Return to the MaxCompute CLI and run the following command to populate the ipresource table with the content of the DataIP.txt file:
tunnel upload /root/DataIP.txt ipresource;
Run the following command to view the content of the ipresource table to make sure that it has been successfully populated:
select * from ipresource limit 10;
4.2 Create a UDF
Return to the Linux CLI and run vim SelectIP.py
to create a Python file named SelectIP.py. Copy and paste the following content to the SelectIP.py file. Save the file and exit.
from odps.udf import annotate
@annotate("string->bigint")
class SelectIP(object):
def evaluate(self, ip):
try:
return reduce(lambda x, y: (x << 8) + y, map(int, ip.split('.')))
except:
return 0
Return to the MaxCompute CLI and run the following command to add the Python script you just created:
add py /root/SelectIP.py;
Run the following command to create a UDF named SelectIP using the Python script you just added:
create function SelectIP as SelectIP.SelectIP using SelectIP.py;
5. Verify the UDF
Run the following command to call the SelectIP UDF you just created:
select SelectIP('1.2.24.2');
Output similar to that shown in the preceding screenshot appears.

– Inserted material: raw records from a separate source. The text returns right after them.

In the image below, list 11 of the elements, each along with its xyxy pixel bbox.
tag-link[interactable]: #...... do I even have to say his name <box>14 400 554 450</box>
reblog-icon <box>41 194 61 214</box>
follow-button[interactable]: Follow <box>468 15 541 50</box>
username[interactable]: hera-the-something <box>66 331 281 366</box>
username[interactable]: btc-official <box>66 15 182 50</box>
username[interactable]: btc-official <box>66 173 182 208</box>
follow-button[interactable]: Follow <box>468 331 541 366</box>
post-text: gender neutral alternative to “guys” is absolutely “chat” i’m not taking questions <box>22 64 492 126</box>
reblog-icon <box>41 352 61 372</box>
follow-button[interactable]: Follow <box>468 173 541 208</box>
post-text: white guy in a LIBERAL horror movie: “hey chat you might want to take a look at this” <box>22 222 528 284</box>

This indicates that the command is successfully executed.
Use the following command to look up the geolocation of 1.2.24.2
.
select * from ipresource where SelectIP('1.2.24.2') >= start_ip and SelectIP('1.2.24.2') <= end_ip;
Reminder:
Before you leave this lab, remember to log out your Alibaba RAM account before you click the ‘stop’ button of your lab. Otherwise you’ll encounter some issue when opening a new lab session in the same browser:
6. Experiment summary
This experiment describes how to use the MaxCompute client to create and verify a UDF. MaxCompute is currently available in 16 countries and regions around the world, providing customers in finance, technology, bio-medical, energy, transportation, media, and other industries with big data storage and computing services.